Looking ahead. The June 2022 deadline has passed for co-op and condo boards (and other landlords) to comply with the new state law requiring them to provide written notice to residents of their right to request reasonable accommodations and modifications if they have a disability. But boards that have already done so still need to be aware of other steps they must take in order to fully comply in the future.


“It’s definitely an ongoing obligation,” says Andrew P. Brucker, a partner at the law firm Armstrong Teasdale, adding that the notice must be provided to new residents within 30 days of occupancy. The document, which may be mailed or sent electronically via email, text or fax, must be also posted physically in a common area of the building — and, equally important, on its website.


Following the rules. If your building has a website “make sure that the notice is somewhere on its home page,” Brucker says. Rather than posting the document — a 20-paragraph sample is available from the New York Division of Human Rights (DHR) — “I would set up a link that people can click on, but the law specifies that you have to be able to download and print the document,” he explains. While buildings are free to create their own notice, “it’s safer to use the DHR template,” Brucker adds. “You don’t want to make a misstep and inadvertently violate the law.”
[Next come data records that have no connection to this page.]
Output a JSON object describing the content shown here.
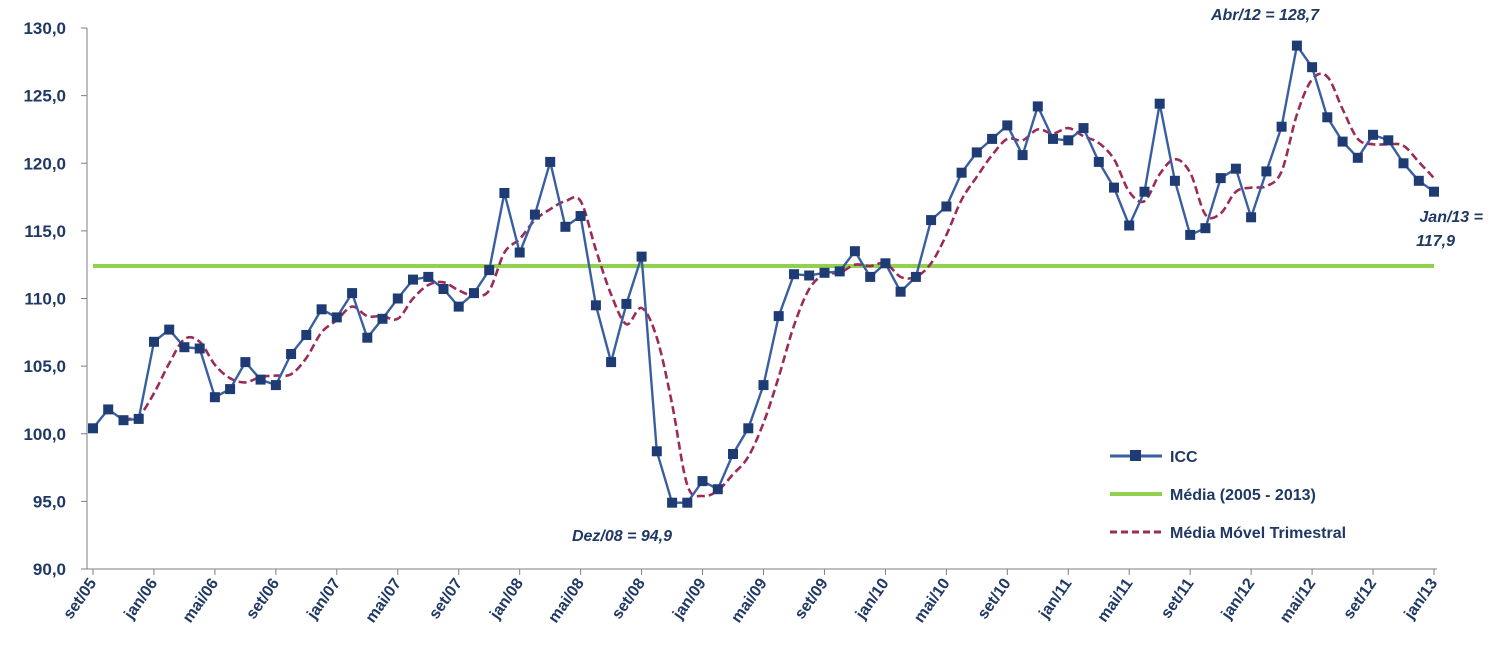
{
  "chart_data": {
    "type": "line",
    "ylim": [
      90,
      130
    ],
    "y_ticks": [
      "90,0",
      "95,0",
      "100,0",
      "105,0",
      "110,0",
      "115,0",
      "120,0",
      "125,0",
      "130,0"
    ],
    "x_tick_labels": [
      "set/05",
      "jan/06",
      "mai/06",
      "set/06",
      "jan/07",
      "mai/07",
      "set/07",
      "jan/08",
      "mai/08",
      "set/08",
      "jan/09",
      "mai/09",
      "set/09",
      "jan/10",
      "mai/10",
      "set/10",
      "jan/11",
      "mai/11",
      "set/11",
      "jan/12",
      "mai/12",
      "set/12",
      "jan/13"
    ],
    "grid": false,
    "legend_position": "bottom-right",
    "colors": {
      "icc": "#3a5fa0",
      "icc_marker": "#1f3b73",
      "media": "#92d050",
      "movel": "#9b2c5a",
      "text": "#1f3864"
    },
    "series": [
      {
        "name": "ICC",
        "values": [
          100.4,
          101.8,
          101.0,
          101.1,
          106.8,
          107.7,
          106.4,
          106.3,
          102.7,
          103.3,
          105.3,
          104.0,
          103.6,
          105.9,
          107.3,
          109.2,
          108.6,
          110.4,
          107.1,
          108.5,
          110.0,
          111.4,
          111.6,
          110.7,
          109.4,
          110.4,
          112.1,
          117.8,
          113.4,
          116.2,
          120.1,
          115.3,
          116.1,
          109.5,
          105.3,
          109.6,
          113.1,
          98.7,
          94.9,
          94.9,
          96.5,
          95.9,
          98.5,
          100.4,
          103.6,
          108.7,
          111.8,
          111.7,
          111.9,
          112.0,
          113.5,
          111.6,
          112.6,
          110.5,
          111.6,
          115.8,
          116.8,
          119.3,
          120.8,
          121.8,
          122.8,
          120.6,
          124.2,
          121.8,
          121.7,
          122.6,
          120.1,
          118.2,
          115.4,
          117.9,
          124.4,
          118.7,
          114.7,
          115.2,
          118.9,
          119.6,
          116.0,
          119.4,
          122.7,
          128.7,
          127.1,
          123.4,
          121.6,
          120.4,
          122.1,
          121.7,
          120.0,
          118.7,
          117.9
        ]
      },
      {
        "name": "Média (2005 - 2013)",
        "value": 112.4
      },
      {
        "name": "Média Móvel Trimestral",
        "values": [
          null,
          null,
          101.1,
          101.3,
          103.0,
          105.2,
          107.0,
          106.8,
          105.1,
          104.1,
          103.8,
          104.2,
          104.3,
          104.4,
          105.6,
          107.5,
          108.4,
          109.4,
          108.7,
          108.7,
          108.5,
          110.0,
          111.0,
          111.2,
          110.6,
          110.2,
          110.6,
          113.4,
          114.4,
          115.8,
          116.6,
          117.2,
          117.2,
          113.6,
          110.3,
          108.1,
          109.3,
          107.1,
          102.2,
          96.2,
          95.4,
          95.8,
          97.0,
          98.3,
          100.8,
          104.2,
          108.0,
          110.7,
          111.8,
          111.9,
          112.5,
          112.4,
          112.6,
          111.6,
          111.6,
          112.6,
          114.7,
          117.3,
          119.0,
          120.6,
          121.8,
          121.7,
          122.5,
          122.2,
          122.6,
          122.0,
          121.5,
          120.3,
          117.9,
          117.2,
          119.2,
          120.3,
          119.3,
          116.2,
          116.3,
          117.9,
          118.2,
          118.3,
          119.4,
          123.6,
          126.2,
          126.4,
          124.0,
          121.8,
          121.4,
          121.4,
          121.3,
          120.1,
          118.9
        ]
      }
    ],
    "annotations": [
      {
        "text": "Abr/12 = 128,7",
        "index": 79,
        "value": 128.7
      },
      {
        "text": "Dez/08 = 94,9",
        "index": 39,
        "value": 94.9
      },
      {
        "text": "Jan/13 =",
        "text2": "117,9",
        "index": 88,
        "value": 117.9
      }
    ]
  }
}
Making exceptions. According to DHR rules, residents can request changes in building rules and policies to accommodate their disability, such as permitting emotional support animals in no-pet buildings, or assigning a parking space to a disabled resident who may not be next on the waiting list. Reasonable modifications are physical changes to the building, such as installing ramps, automatic doors and grab bars.


“One thing boards have to realize is that this notice is, in a way, a roadmap for people with disabilities,” Brucker says. “If they weren’t aware of their rights, they certainly will be now. Going forward, it may turn out that boards are going to get a lot more requests than they have in the past.”